I just bought a new one yesterday! I have spent hours reading this year, though I do need to get better about wearing my reading glasses. My eyes are getting old, they are no longer as reliable as they used to be. Perhaps that should be my new resolution? Wear my reading glasses more. Oh what have I become!
This year, I think my resolutions will be more abstract. For myself, I don't want to go backwards, I don't want to fear the pain, I don't want to lose what I have achieved, but it's more than that.
I want to read out-loud. I want to say the wrong thing. I want to go on walks without saving any energy for the way home. I want to try new foods, and listen to new music. I want to talk about colors that don't exist and dreams that are un-achievable. I want to drive without a timeline or a destination and see where we end up. I want to sing too loud, talk too much or not at all, believe in impossible things and then make them a reality. I want to laugh so hard I pee a little. I want to climb trees and howl at the moon. I want to simply be, no expectations, no guilt, no shame, just be.

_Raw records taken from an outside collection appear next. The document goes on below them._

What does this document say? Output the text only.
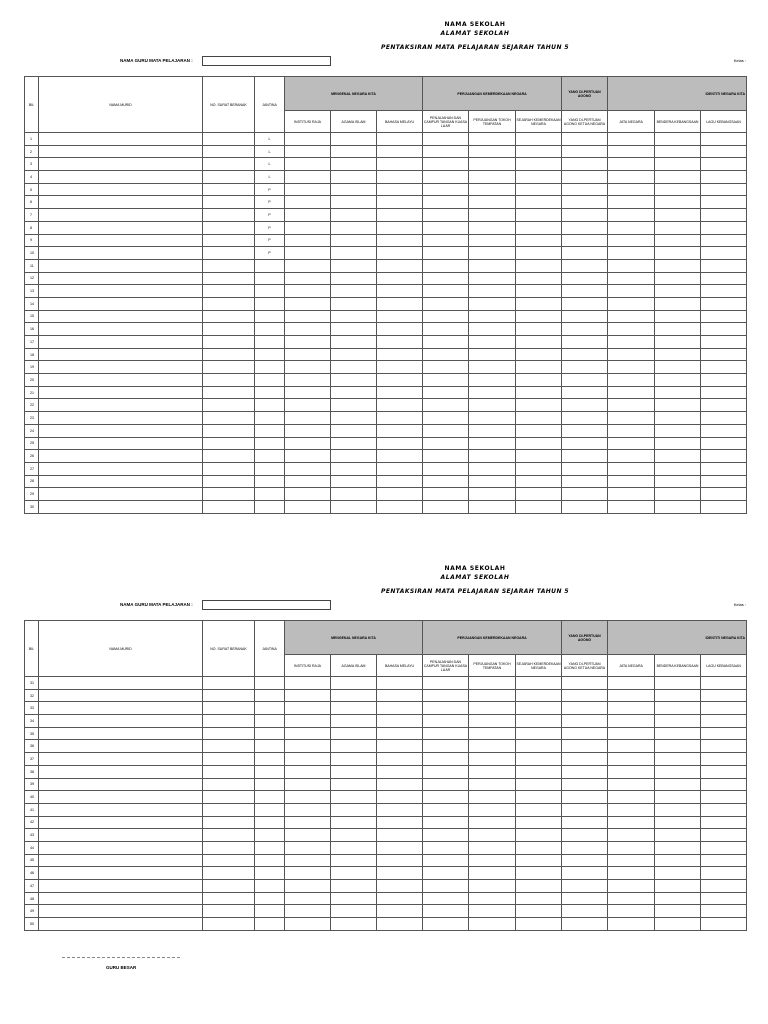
NAMA SEKOLAH
ALAMAT SEKOLAH
PENTAKSIRAN MATA PELAJARAN SEJARAH TAHUN 5
NAMA GURU MATA PELAJARAN :	Kelas :
BIL	NAMA MURID	NO. SURAT BERANAK	JANTINA	MENGENAL NEGARA KITA			PERJUANGAN KEMERDEKAAN NEGARA			YANG DI-PERTUAN AGONG	IDENTITI NEGARA KITA		
				INSTITUSI RAJA	AGAMA ISLAM	BAHASA MELAYU	PENJAJAHAN DAN CAMPUR TANGAN KUASA LUAR	PERJUANGAN TOKOH TEMPATAN	SEJARAH KEMERDEKAAN NEGARA	YANG DI-PERTUAN AGONG KETUA NEGARA	JATA NEGARA	BENDERA KEBANGSAAN	LAGU KEBANGSAAN
1			L										
2			L										
3			L										
4			L										
5			P										
6			P										
7			P										
8			P										
9			P										
10			P										
11													
12													
13													
14													
15													
16													
17													
18													
19													
20													
21													
22													
23													
24													
25													
26													
27													
28													
29													
30													
NAMA SEKOLAH
ALAMAT SEKOLAH
PENTAKSIRAN MATA PELAJARAN SEJARAH TAHUN 5
NAMA GURU MATA PELAJARAN :	Kelas :
BIL	NAMA MURID	NO. SURAT BERANAK	JANTINA	MENGENAL NEGARA KITA			PERJUANGAN KEMERDEKAAN NEGARA			YANG DI-PERTUAN AGONG	IDENTITI NEGARA KITA		
				INSTITUSI RAJA	AGAMA ISLAM	BAHASA MELAYU	PENJAJAHAN DAN CAMPUR TANGAN KUASA LUAR	PERJUANGAN TOKOH TEMPATAN	SEJARAH KEMERDEKAAN NEGARA	YANG DI-PERTUAN AGONG KETUA NEGARA	JATA NEGARA	BENDERA KEBANGSAAN	LAGU KEBANGSAAN
31													
32													
33													
34													
35													
36													
37													
38													
39													
40													
41													
42													
43													
44													
45													
46													
47													
48													
49													
50													
GURU BESAR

I want to buy breakfast for those that have had a hard day, week, month, year and just listen, making sure that the coffee never runs out. I can't do a lot, but I can do that.

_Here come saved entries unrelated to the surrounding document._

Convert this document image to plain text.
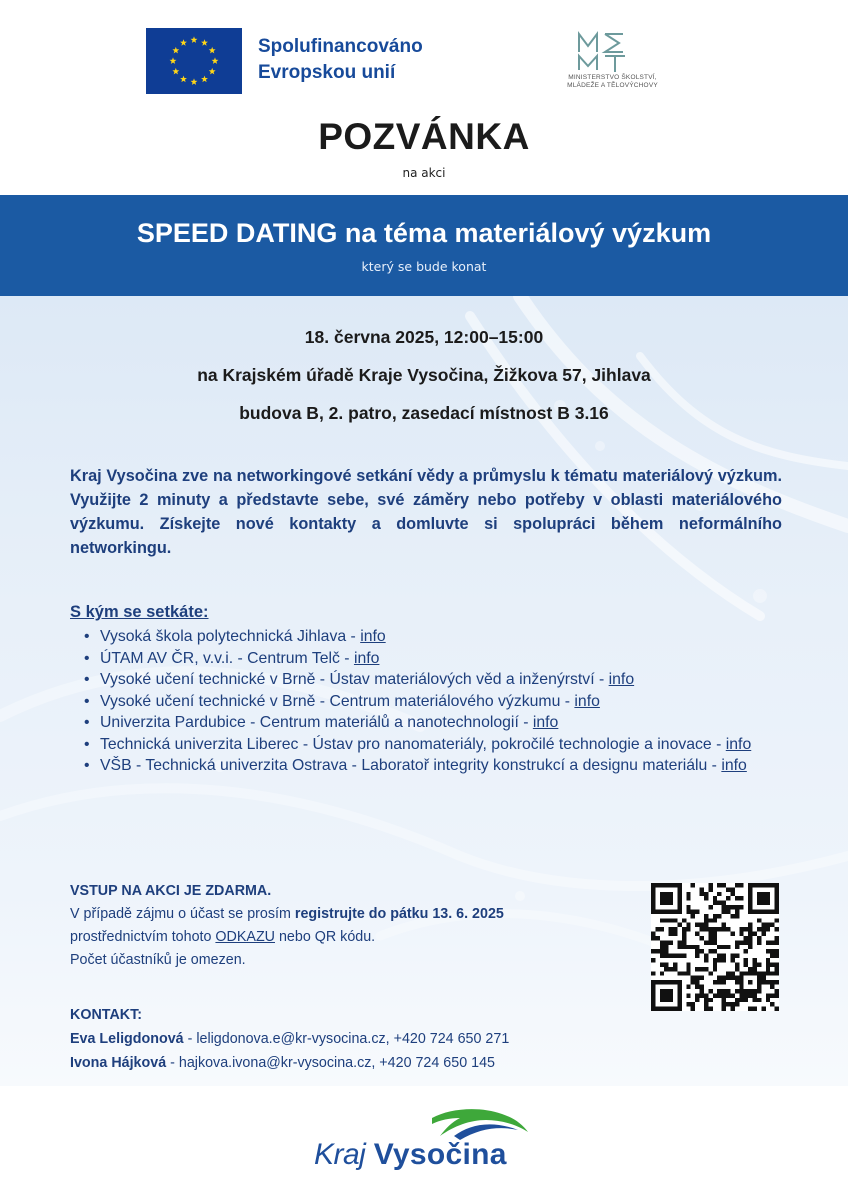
Spolufinancováno
Evropskou unií	MINISTERSTVO ŠKOLSTVÍ,
MLÁDEŽE A TĚLOVÝCHOVY
POZVÁNKA
na akci
SPEED DATING na téma materiálový výzkum
který se bude konat
18. června 2025, 12:00–15:00
na Krajském úřadě Kraje Vysočina, Žižkova 57, Jihlava
budova B, 2. patro, zasedací místnost B 3.16
Kraj Vysočina zve na networkingové setkání vědy a průmyslu k tématu materiálový výzkum. Využijte 2 minuty a představte sebe, své záměry nebo potřeby v oblasti materiálového výzkumu. Získejte nové kontakty a domluvte si spolupráci během neformálního networkingu.
S kým se setkáte:
• Vysoká škola polytechnická Jihlava - info
• ÚTAM AV ČR, v.v.i. - Centrum Telč - info
• Vysoké učení technické v Brně - Ústav materiálových věd a inženýrství - info
• Vysoké učení technické v Brně - Centrum materiálového výzkumu - info
• Univerzita Pardubice - Centrum materiálů a nanotechnologií - info
• Technická univerzita Liberec - Ústav pro nanomateriály, pokročilé technologie a inovace - info
• VŠB - Technická univerzita Ostrava - Laboratoř integrity konstrukcí a designu materiálu - info
VSTUP NA AKCI JE ZDARMA.
V případě zájmu o účast se prosím registrujte do pátku 13. 6. 2025
prostřednictvím tohoto ODKAZU nebo QR kódu.
Počet účastníků je omezen.
KONTAKT:
Eva Leligdonová - leligdonova.e@kr-vysocina.cz, +420 724 650 271
Ivona Hájková - hajkova.ivona@kr-vysocina.cz, +420 724 650 145
Kraj Vysočina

I want to be a shelter to others within the storm. I can't calm the storm, but I can offer you an umbrella, for just a moment.

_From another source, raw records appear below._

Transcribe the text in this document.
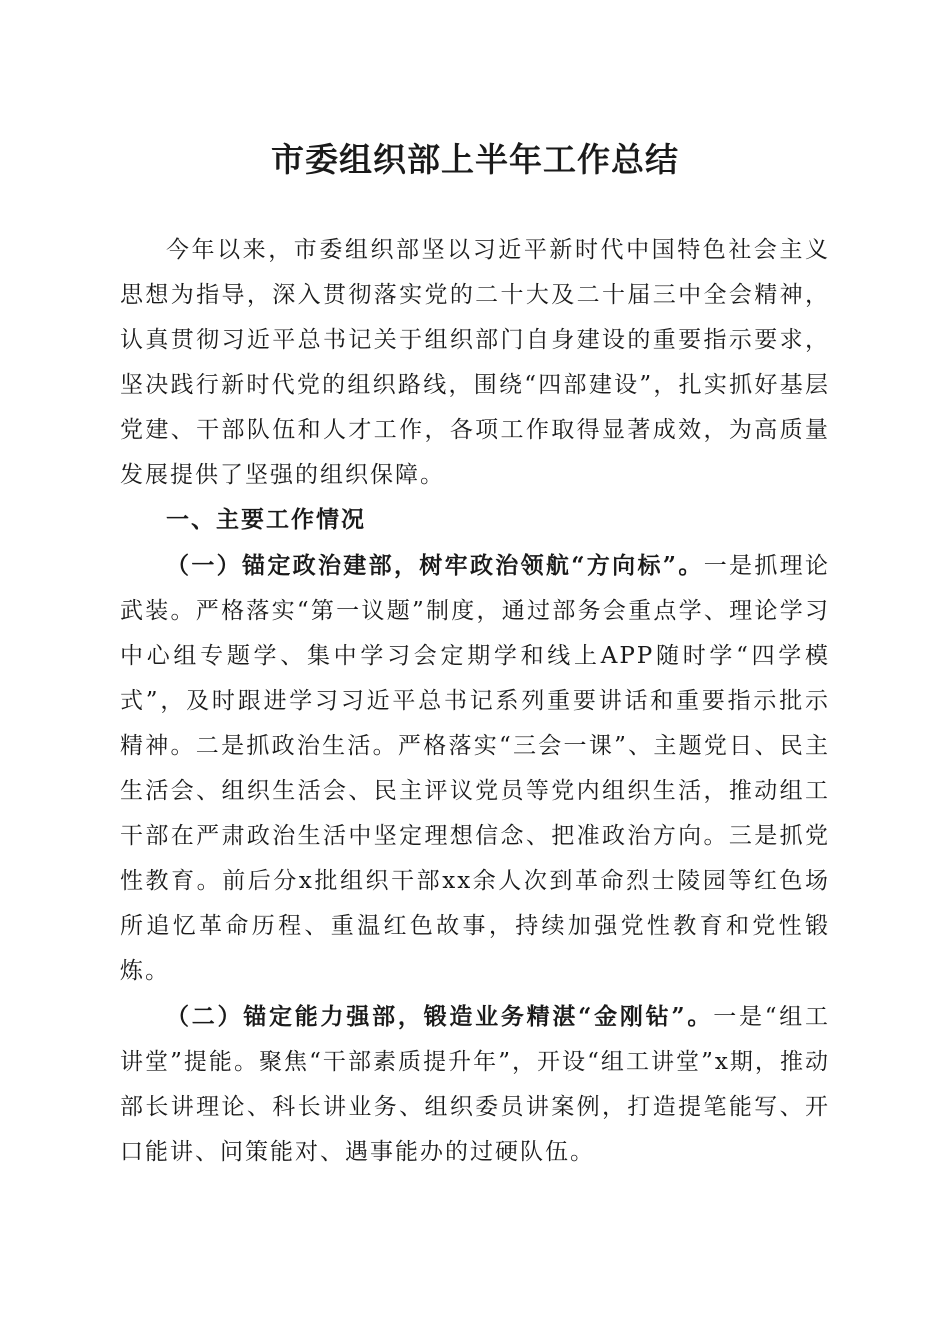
市委组织部上半年工作总结

今年以来，市委组织部坚以习近平新时代中国特色社会主义思想为指导，深入贯彻落实党的二十大及二十届三中全会精神，认真贯彻习近平总书记关于组织部门自身建设的重要指示要求，坚决践行新时代党的组织路线，围绕“四部建设”，扎实抓好基层党建、干部队伍和人才工作，各项工作取得显著成效，为高质量发展提供了坚强的组织保障。

一、主要工作情况

（一）锚定政治建部，树牢政治领航“方向标”。一是抓理论武装。严格落实“第一议题”制度，通过部务会重点学、理论学习中心组专题学、集中学习会定期学和线上APP随时学“四学模式”，及时跟进学习习近平总书记系列重要讲话和重要指示批示精神。二是抓政治生活。严格落实“三会一课”、主题党日、民主生活会、组织生活会、民主评议党员等党内组织生活，推动组工干部在严肃政治生活中坚定理想信念、把准政治方向。三是抓党性教育。前后分x批组织干部xx余人次到革命烈士陵园等红色场所追忆革命历程、重温红色故事，持续加强党性教育和党性锻炼。

（二）锚定能力强部，锻造业务精湛“金刚钻”。一是“组工讲堂”提能。聚焦“干部素质提升年”，开设“组工讲堂”x期，推动部长讲理论、科长讲业务、组织委员讲案例，打造提笔能写、开口能讲、问策能对、遇事能办的过硬队伍。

I want to be the hand that reaches out, the place others can feel safe, to know that they are not alone. I can't make the fear go away, but I can laugh in its face with you - whether we should or not!
I want to laugh and cry with those that can't figure out what will help the most, and so they do both - often at the same time. I can't heal the pain, but I can make sure you are not lonely in the midst of it.
I want to run on the sand until we are both so out of breath we collapse, laughing at the absurdity of it all. (I don't want to go in the ocean though, its cold. Unless you REALLY need me to go into the ocean with you. Then I will, but I will whine a little bit.)
I want to stay up way too late, probably drinking a little too much - because that is when things get real. I can't put the tattered pieces back together. But I can talk about the hard stuff, the things that we don't usually like to talk about, because it shows our humanity a little too much. I can be human with you.
I want to be with you in the doubt, in the fear, in the confusion. Because those are lonely places, and no one should be alone.
I want to be the oasis in the dessert, a place where you can breath, for just a moment.
Even when the dark comes crashing through
When you need a friend to carry you
And when you're broken on the ground
You will be found
Four years ago I was in a very broken and tattered place. I felt very lost, life was chaotic - Often it felt like in the course of a day, my heart could be wrenched apart, my world would capsize, tears were shed and it felt as if my life was continually unraveling. I often felt very alone.
So let the sun come streaming in
'Cause you'll reach up and you'll rise again
Lift your head and look around
You will be found
Today I feel strong, I feel foolish, I am more me than I have ever been. I feel peaceful.
There's a place where we don't have to feel unknown
And every time that you call out
You're a little less alone
If you only say the word
From across the silence
Your voice is heard
Tomorrow it is possible that everything could fall apart again, I am not so arrogant as to believe that this peace will last forever. Trauma rarely gives warning, but for the moment, for this exact moment - my world is calm. In this moment, I can hold the hand of those that cannot stand on their own, as they were there for me when I was in the storm, as they will be there for me again.
It's so easy to feel alone, but we're not alone, none of us.
None of us are alone
Out of the shadows
The morning is breaking
And all is new, all is new
It's filling up the empty
And suddenly I see that
All is new, all is new
You are not alone
You are not alone
You are not alone
You are not alone
- Dear Evan Hanson
Thank you for sharing! I wished we lived closer and could go get a cup of coffee and catch up. I love hearing how you are doing and I miss our friendship. Great job on getting in shape! I definitely need to make that a priority and not an excuse.